The Florida Department of Highway Safety and Motor Vehicles (FLHSMV) made it clear that transgender individuals in the state of Florida would no longer have the option to change their gender marker on a driver’s license in the memo released Jan. 26 to county tax collectors. However, this memo is not supported by statutory authority.
The memo was a reversal of “IR08-Gender Requirements,” an issuance requirement that previously allowed individuals to affirm the gender markers on their licenses as they wished. This memo would not require trans individuals who already have a license with their affirmed gender identity to rescind their licenses, only forbidding new license holders from altering their sex classification.
Molly Best, the Director of Communications for the FLHSMV, explains the nature of this reversal and what it means for individuals seeking new licenses or obtaining replacement licenses in Florida.
“Expanding the Department’s authority to issue replacement licenses dependent on one’s internal sense of gender or sex identification is violative of the law and does not serve to enhance the security and reliability of Florida-issued licenses and identification cards,” she said. “To obtain a license, the FLHSMV requires satisfactory proof of identity, including your biological sex, to the Department.”
Florida Rep. Doug Bankson, who represents Orange County, sponsored a bill of similar nature in the House, HB1639, which would have required transgender people to identify with their sex assigned at birth on any license and forbid trans individuals from getting mental health counseling according to their gender identity.
The bill also would have changed the circumstances under which health insurers could offer sex-reassignment prescriptions and procedures.
The HB1639 bill died in the Committee of Rules on March 8. and Bankson did not comment by the time of publication.
History major Ximena Dipietro, who is trans, is among many others worried about recent policies and legislation in Florida that affect the future of the trans community.
“This wave of transphobic legislation directly harms the trans people and further politicizes our community and mobilizes us to take action, but it also pushes more and more people to start seeking refuge in different states,” Dipietro said.
A recent slate of implemented anti-trans legislation includes HB1521, which restricts bathroom usage based on biological sex, and SB254, which restricts gender-affirming care treatments.
Courtney Dutkowski, an FAU graduate from the College of Social Work and Criminal Justice who is currently researching the effects of this legislation on transgender individuals, also expresses her distaste for this legislation, analyzing how the actions of representatives across the state have severely affected the rights of trans individuals.

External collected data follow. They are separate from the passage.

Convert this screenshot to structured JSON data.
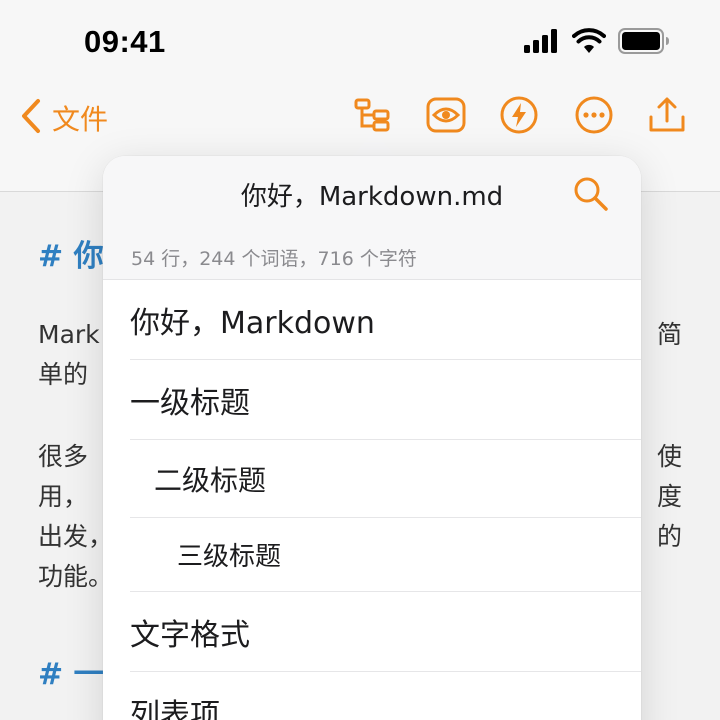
{
  "status_bar": {
    "time": "09:41",
    "icons": [
      "cellular-signal-icon",
      "wifi-icon",
      "battery-icon"
    ]
  },
  "nav": {
    "back_label": "文件",
    "toolbar": [
      "outline-icon",
      "preview-eye-icon",
      "quick-action-bolt-icon",
      "more-icon",
      "share-icon"
    ]
  },
  "colors": {
    "accent": "#f0891e",
    "heading_blue": "#2f7fc1"
  },
  "editor": {
    "heading1": "# 你",
    "para1_line1_left": "Mark",
    "para1_line1_right": "简",
    "para1_line2_left": "单的",
    "para2_line1_left": "很多",
    "para2_line1_right": "使",
    "para2_line2_left": "用，",
    "para2_line2_right": "度",
    "para2_line3_left": "出发，",
    "para2_line3_right": "的",
    "para2_line4_left": "功能。",
    "heading2": "# 一"
  },
  "popover": {
    "title": "你好，Markdown.md",
    "stats": "54 行，244 个词语，716 个字符",
    "items": [
      {
        "label": "你好，Markdown",
        "level": 1
      },
      {
        "label": "一级标题",
        "level": 1
      },
      {
        "label": "二级标题",
        "level": 2
      },
      {
        "label": "三级标题",
        "level": 3
      },
      {
        "label": "文字格式",
        "level": 1
      },
      {
        "label": "列表项",
        "level": 1
      }
    ]
  }
}
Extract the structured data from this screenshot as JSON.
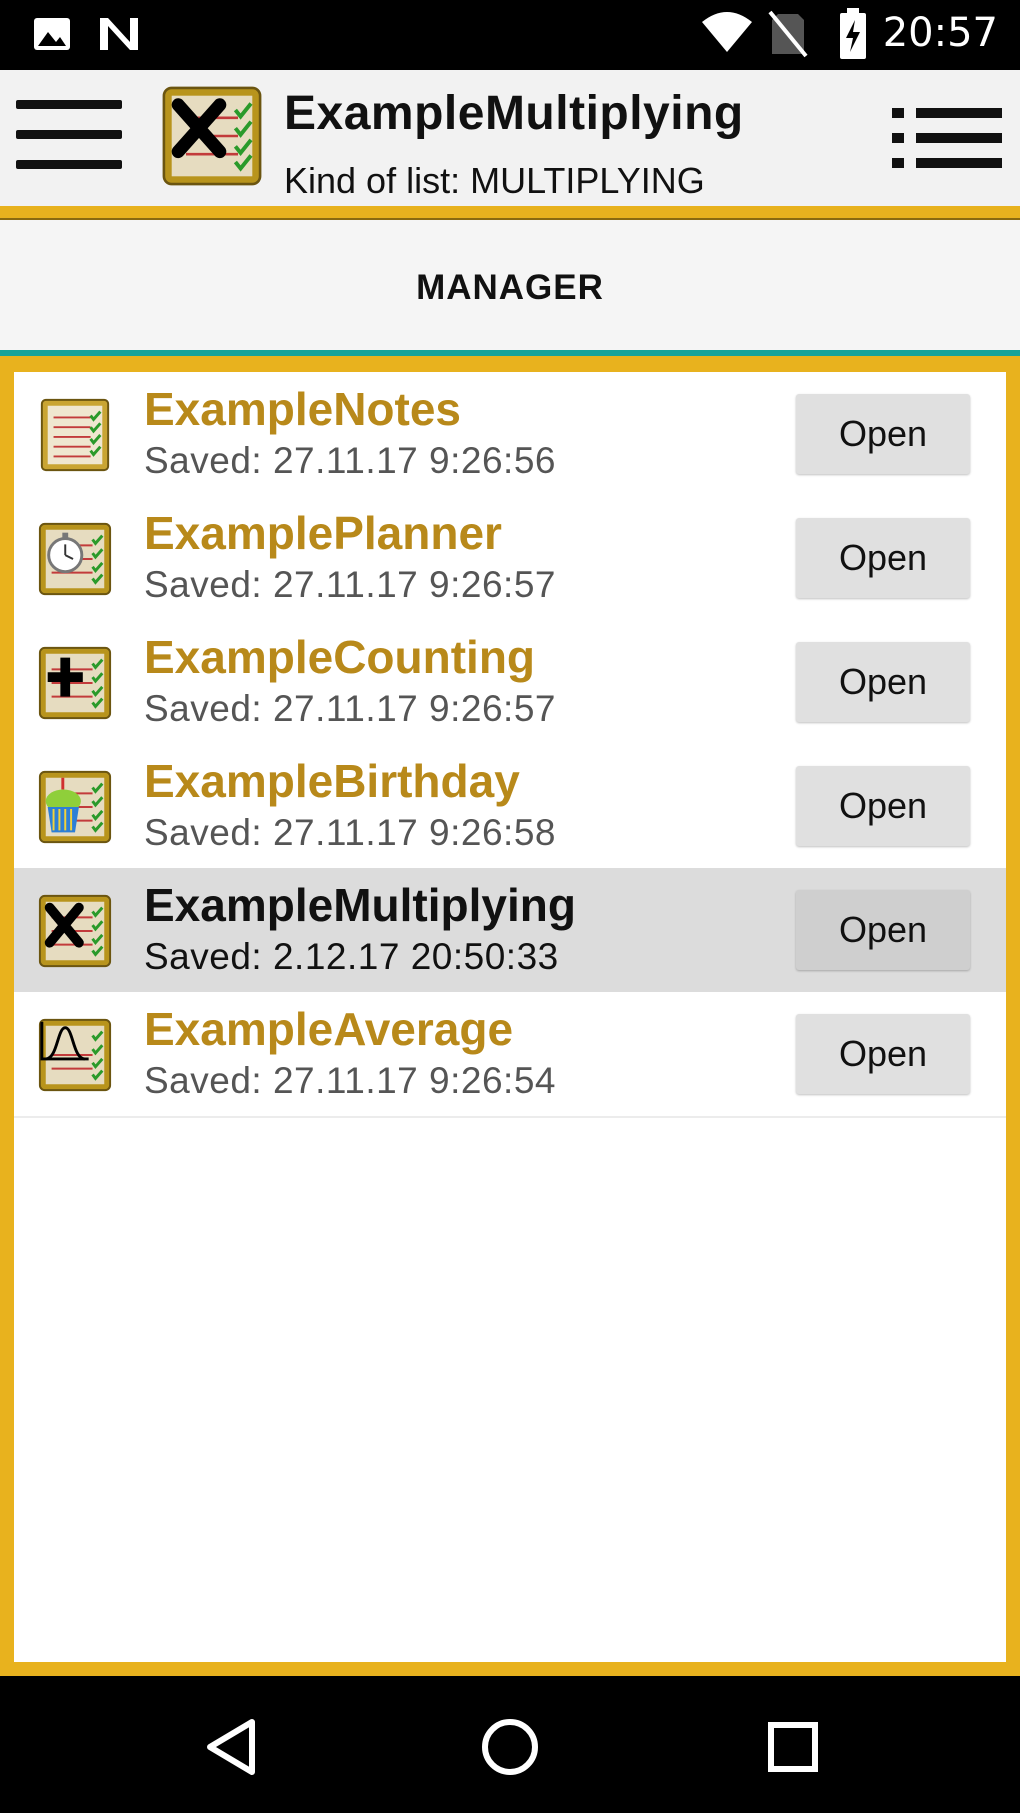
{
  "status_bar": {
    "time": "20:57",
    "icons": [
      "image-icon",
      "n-icon",
      "wifi-icon",
      "no-sim-icon",
      "battery-charging-icon"
    ]
  },
  "app_bar": {
    "title": "ExampleMultiplying",
    "subtitle": "Kind of list: MULTIPLYING",
    "app_icon": "multiply-list-icon"
  },
  "tab": {
    "label": "MANAGER"
  },
  "colors": {
    "accent": "#e8b21e",
    "tab_indicator": "#17a398",
    "item_title": "#b8891a"
  },
  "lists": [
    {
      "name": "ExampleNotes",
      "saved": "Saved: 27.11.17 9:26:56",
      "button": "Open",
      "icon": "notes-list-icon",
      "selected": false
    },
    {
      "name": "ExamplePlanner",
      "saved": "Saved: 27.11.17 9:26:57",
      "button": "Open",
      "icon": "stopwatch-list-icon",
      "selected": false
    },
    {
      "name": "ExampleCounting",
      "saved": "Saved: 27.11.17 9:26:57",
      "button": "Open",
      "icon": "plus-list-icon",
      "selected": false
    },
    {
      "name": "ExampleBirthday",
      "saved": "Saved: 27.11.17 9:26:58",
      "button": "Open",
      "icon": "cake-list-icon",
      "selected": false
    },
    {
      "name": "ExampleMultiplying",
      "saved": "Saved: 2.12.17 20:50:33",
      "button": "Open",
      "icon": "multiply-list-icon",
      "selected": true
    },
    {
      "name": "ExampleAverage",
      "saved": "Saved: 27.11.17 9:26:54",
      "button": "Open",
      "icon": "bell-curve-list-icon",
      "selected": false
    }
  ],
  "nav": [
    "back-icon",
    "home-icon",
    "recents-icon"
  ]
}
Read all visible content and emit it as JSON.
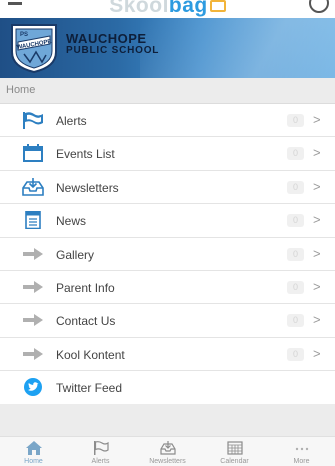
{
  "header": {
    "brand_part1": "Skool",
    "brand_part2": "bag",
    "menu_icon": "menu-icon",
    "settings_icon": "settings-icon"
  },
  "banner": {
    "crest_text": "WAUCHOPE",
    "crest_initials": "PS",
    "school_name_line1": "WAUCHOPE",
    "school_name_line2": "PUBLIC SCHOOL"
  },
  "breadcrumb": {
    "label": "Home"
  },
  "menu": {
    "items": [
      {
        "label": "Alerts",
        "icon": "flag-icon",
        "badge": "0"
      },
      {
        "label": "Events List",
        "icon": "calendar-icon",
        "badge": "0"
      },
      {
        "label": "Newsletters",
        "icon": "inbox-icon",
        "badge": "0"
      },
      {
        "label": "News",
        "icon": "document-icon",
        "badge": "0"
      },
      {
        "label": "Gallery",
        "icon": "arrow-right-icon",
        "badge": "0"
      },
      {
        "label": "Parent Info",
        "icon": "arrow-right-icon",
        "badge": "0"
      },
      {
        "label": "Contact Us",
        "icon": "arrow-right-icon",
        "badge": "0"
      },
      {
        "label": "Kool Kontent",
        "icon": "arrow-right-icon",
        "badge": "0"
      },
      {
        "label": "Twitter Feed",
        "icon": "twitter-icon",
        "badge": ""
      }
    ],
    "chevron": ">"
  },
  "tabbar": {
    "tabs": [
      {
        "label": "Home",
        "icon": "home-icon",
        "active": true
      },
      {
        "label": "Alerts",
        "icon": "flag-icon",
        "active": false
      },
      {
        "label": "Newsletters",
        "icon": "inbox-icon",
        "active": false
      },
      {
        "label": "Calendar",
        "icon": "calendar-grid-icon",
        "active": false
      },
      {
        "label": "More",
        "icon": "more-dots-icon",
        "active": false
      }
    ]
  },
  "colors": {
    "accent": "#2d9be0",
    "banner_dark": "#1f4f86",
    "banner_light": "#6cb0e3",
    "icon_blue": "#2d7fc1",
    "arrow_gray": "#b0b0b0"
  }
}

“Awful doesn’t begin to describe it. It is easy to say it is just politics and people are just right left– that’s it, we just side with whatever we side with – and that’s that,” Dutkowski said. At some point, I do not understand how you can justify politicians’ actions with pieces of the legislature like this.”
Jair Moreira, a Ph.D. student at the University of Illinois Urbana-Champaign who teaches political behavior, says the recent influx of anti-trans legislation is one of many that seek to oppress marginalized communities, contributing to the ideology of “us vs. them.”
“People who do not identify as a part of these communities see the existence of trans individuals as an attack on their own identities, although it is not an attack at all, it seems to be to many people to be an attack on their religious identity and how they define the American identity,” Moreira said.
Dutkowski believes this legislation will affect the day-to-day lives of individuals who identify as trans.
“It is apparent that they want to make people afraid to be their authentic selves,” Dutkowski said. “If you have to present your license to do everyday tasks, what will happen when an officer sees your license and it does not align with how you present? I think it is scary for a lot of people to be potentially forcibly outed, especially when knowing the amount of violence against trans people, but especially trans women of color, face in their daily lives.”
According to the Williams Institute at UCLA’s School of Law, transgender individuals are four times more likely than cisgender individuals, or individuals that align with their biological sex, to be victims of violent crime.
Jane Caputi, professor of Gender and Sexuality studies at FAU, said core American values include freedom of expression and the pursuit of happiness, and how the introduction and passing of anti-trans legislation completely disregards these values.
“Core American values include equality, freedom, happiness, and personal responsibility,” Caputi said. These values are disregarded when laws deny people’s human rights to get an education that includes their own experiences, to be treated with equality and respect, and to be allowed happiness by being able to define themselves, including on their driver’s licenses.”
Caputi believes that these restrictions on the self-expression of transgender individuals are, in a sense, attacking parts of the democratic processes prominent within the U.S.
“For individuals to be healthy, we must be able to be ourselves – as long as we are not harming others. And society, too, is healthier if it honors freedom for individual expression and encourages acceptance of individual differences,” Caputi said.
Moreira believes in advocating for the LGBTQ community in the face of these adversities.
“People have to understand that legislation like this is not just an attack on the LGBTQ+ community, but also an attack on all Americans to decide who they are for themselves,” Moreira said.